Wenn die 3D-gedruckten porösen Kügelchen auf gewünschte Weise mit Zellen besiedelt sind, kann man die Kügelchen in beliebigen Formen anordnen. Die entscheidende Frage ist nun: Verbinden sich dabei auch die Zellen unterschiedlicher Kügelchen zu einem einheitlichen, homogenen Gewebe? „Genau das konnten wir nun erstmals zeigen“, sagt Kopinski-Grünwald. „Unter dem Mikroskop sieht man ganz klar: Benachbarte Kügelchen verwachsen, die Zellen wandern von einem Kügelchen ins andere und umgekehrt, sie verbinden sich nahtlos und ergeben eine geschlossene Gesamt­struktur ohne Hohlräume – ganz im Gegensatz zu anderen Methoden, die es bisher gab, bei denen sichtbare Schnittstellen zwischen benachbarten Zellklumpen bleiben.“

Die winzigen 3D-gedruckten Stütz­elemente verleihen der Gesamt­struktur mechanische Stabilität, während das Gewebe weiter ausreift. Im Lauf der Zeit bauen sich die Kunststoff­strukturen selbstständig ab. Über einen Zeitraum von Monaten verschwinden sie einfach und lassen das fertig geformte Gewebe in gewünschter Form zurück. Der neue Ansatz ist prinzipiell nicht nur auf Knorpel­gewebe beschränkt, daher könnte man auf diese Weise auch andere größere Gewebe wie z.B. Knochen­gewebe maßschneidern. Auf dem Weg dorthin gibt es allerdings noch einige Aufgaben zu lösen – schließlich müssten für diese Gewebe, anders als in Knorpelgewebe, ab einer gewissen Größe auch Blutgefäße mit eingebaut werden.
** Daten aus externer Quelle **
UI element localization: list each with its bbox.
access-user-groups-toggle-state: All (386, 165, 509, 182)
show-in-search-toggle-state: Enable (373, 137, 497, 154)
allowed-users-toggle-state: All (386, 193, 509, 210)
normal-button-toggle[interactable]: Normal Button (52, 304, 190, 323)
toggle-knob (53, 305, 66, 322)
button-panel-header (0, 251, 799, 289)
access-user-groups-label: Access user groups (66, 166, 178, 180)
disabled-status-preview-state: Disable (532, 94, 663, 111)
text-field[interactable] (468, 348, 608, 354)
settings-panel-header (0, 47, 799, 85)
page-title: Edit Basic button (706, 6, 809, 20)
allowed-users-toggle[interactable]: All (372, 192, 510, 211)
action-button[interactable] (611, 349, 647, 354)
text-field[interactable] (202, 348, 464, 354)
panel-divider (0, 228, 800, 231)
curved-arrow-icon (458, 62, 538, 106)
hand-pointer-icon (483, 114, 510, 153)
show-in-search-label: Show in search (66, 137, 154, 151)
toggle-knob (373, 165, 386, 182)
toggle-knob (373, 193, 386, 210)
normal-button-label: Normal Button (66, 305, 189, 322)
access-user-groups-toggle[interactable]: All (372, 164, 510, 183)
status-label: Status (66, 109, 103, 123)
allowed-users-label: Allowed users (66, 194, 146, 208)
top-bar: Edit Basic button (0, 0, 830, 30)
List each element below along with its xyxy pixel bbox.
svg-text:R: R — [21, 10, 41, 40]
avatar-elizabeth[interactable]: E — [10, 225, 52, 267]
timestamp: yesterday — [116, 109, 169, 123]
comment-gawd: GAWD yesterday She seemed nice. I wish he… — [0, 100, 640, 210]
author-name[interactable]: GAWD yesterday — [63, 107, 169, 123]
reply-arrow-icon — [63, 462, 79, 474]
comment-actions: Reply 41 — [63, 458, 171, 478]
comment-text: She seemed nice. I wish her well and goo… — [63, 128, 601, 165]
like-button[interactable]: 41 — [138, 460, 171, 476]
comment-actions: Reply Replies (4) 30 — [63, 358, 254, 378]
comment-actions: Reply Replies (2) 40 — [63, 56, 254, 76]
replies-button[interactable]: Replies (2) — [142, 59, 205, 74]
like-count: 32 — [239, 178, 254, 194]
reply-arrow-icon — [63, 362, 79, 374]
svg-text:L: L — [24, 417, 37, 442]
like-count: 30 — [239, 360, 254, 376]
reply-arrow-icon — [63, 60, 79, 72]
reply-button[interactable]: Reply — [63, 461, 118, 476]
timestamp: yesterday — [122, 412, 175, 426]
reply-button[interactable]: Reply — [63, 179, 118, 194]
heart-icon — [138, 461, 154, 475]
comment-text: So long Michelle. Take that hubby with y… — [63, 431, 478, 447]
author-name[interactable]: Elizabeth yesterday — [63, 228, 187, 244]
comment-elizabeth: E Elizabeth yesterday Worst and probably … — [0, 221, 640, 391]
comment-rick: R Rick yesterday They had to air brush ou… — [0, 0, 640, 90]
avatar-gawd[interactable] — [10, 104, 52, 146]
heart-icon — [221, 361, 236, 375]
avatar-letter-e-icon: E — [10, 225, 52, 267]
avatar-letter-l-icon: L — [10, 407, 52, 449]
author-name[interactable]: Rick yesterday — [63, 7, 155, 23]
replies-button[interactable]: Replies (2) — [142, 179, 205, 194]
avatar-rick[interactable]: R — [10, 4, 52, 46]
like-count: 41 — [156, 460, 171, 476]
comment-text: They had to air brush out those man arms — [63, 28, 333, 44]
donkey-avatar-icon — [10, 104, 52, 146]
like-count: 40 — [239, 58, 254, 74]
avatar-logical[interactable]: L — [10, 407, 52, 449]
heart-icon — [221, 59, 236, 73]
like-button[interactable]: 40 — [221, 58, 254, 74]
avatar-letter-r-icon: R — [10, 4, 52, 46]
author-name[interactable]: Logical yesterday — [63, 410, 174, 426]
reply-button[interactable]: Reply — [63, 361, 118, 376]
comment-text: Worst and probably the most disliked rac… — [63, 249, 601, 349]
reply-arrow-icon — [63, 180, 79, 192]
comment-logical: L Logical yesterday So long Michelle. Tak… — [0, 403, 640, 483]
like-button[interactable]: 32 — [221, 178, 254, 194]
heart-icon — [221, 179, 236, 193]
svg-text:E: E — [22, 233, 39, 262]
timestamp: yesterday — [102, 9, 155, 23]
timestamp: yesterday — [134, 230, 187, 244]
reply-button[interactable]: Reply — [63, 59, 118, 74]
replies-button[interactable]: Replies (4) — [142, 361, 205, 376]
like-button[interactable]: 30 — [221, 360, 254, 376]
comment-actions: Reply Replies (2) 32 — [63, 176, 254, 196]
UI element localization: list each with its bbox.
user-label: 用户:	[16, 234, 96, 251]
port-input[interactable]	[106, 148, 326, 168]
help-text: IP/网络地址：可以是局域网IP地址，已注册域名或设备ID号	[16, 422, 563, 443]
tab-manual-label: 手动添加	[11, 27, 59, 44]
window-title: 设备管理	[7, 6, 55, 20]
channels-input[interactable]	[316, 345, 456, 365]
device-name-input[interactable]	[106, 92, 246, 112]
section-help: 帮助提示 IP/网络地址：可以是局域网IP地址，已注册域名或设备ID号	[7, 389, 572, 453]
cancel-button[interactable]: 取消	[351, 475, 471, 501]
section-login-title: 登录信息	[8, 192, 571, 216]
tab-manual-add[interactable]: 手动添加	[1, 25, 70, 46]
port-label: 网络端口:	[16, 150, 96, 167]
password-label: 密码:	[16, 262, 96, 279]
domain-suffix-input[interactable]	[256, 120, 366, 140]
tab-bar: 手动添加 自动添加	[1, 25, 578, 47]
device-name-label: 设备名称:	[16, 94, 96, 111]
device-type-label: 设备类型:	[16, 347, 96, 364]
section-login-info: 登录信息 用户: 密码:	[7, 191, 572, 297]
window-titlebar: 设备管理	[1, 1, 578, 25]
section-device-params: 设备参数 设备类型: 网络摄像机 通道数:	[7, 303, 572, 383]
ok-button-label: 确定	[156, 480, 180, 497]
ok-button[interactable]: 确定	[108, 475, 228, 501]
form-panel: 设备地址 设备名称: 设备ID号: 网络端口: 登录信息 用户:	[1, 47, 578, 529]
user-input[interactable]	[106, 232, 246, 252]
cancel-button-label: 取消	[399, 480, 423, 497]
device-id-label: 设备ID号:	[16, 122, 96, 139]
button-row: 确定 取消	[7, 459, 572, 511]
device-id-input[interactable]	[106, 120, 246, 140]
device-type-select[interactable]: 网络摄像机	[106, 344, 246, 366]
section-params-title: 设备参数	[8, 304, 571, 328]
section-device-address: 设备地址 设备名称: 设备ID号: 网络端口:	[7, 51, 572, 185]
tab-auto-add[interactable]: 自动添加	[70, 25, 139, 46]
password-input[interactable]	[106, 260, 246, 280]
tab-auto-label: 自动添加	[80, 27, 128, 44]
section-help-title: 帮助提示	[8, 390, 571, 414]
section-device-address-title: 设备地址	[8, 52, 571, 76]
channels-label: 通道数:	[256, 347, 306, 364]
„Ein erstes Ziel wäre, kleine maßge­schneiderte Knorpel­gewebsteile zu produzieren, die man nach einer Verletzung in bestehendes Knorpel­material einsetzen kann“, sagt Oliver Kopinski-Grünwald. „Wir konnten nun jedenfalls zeigen, dass unsere Methode zur Herstellung von Knorpel­gewebe mit Hilfe kugel­förmiger Mikro-Gerüsten, prinzipiell funktioniert und gegenüber anderen Techno­logien entscheidende Vorteile hat.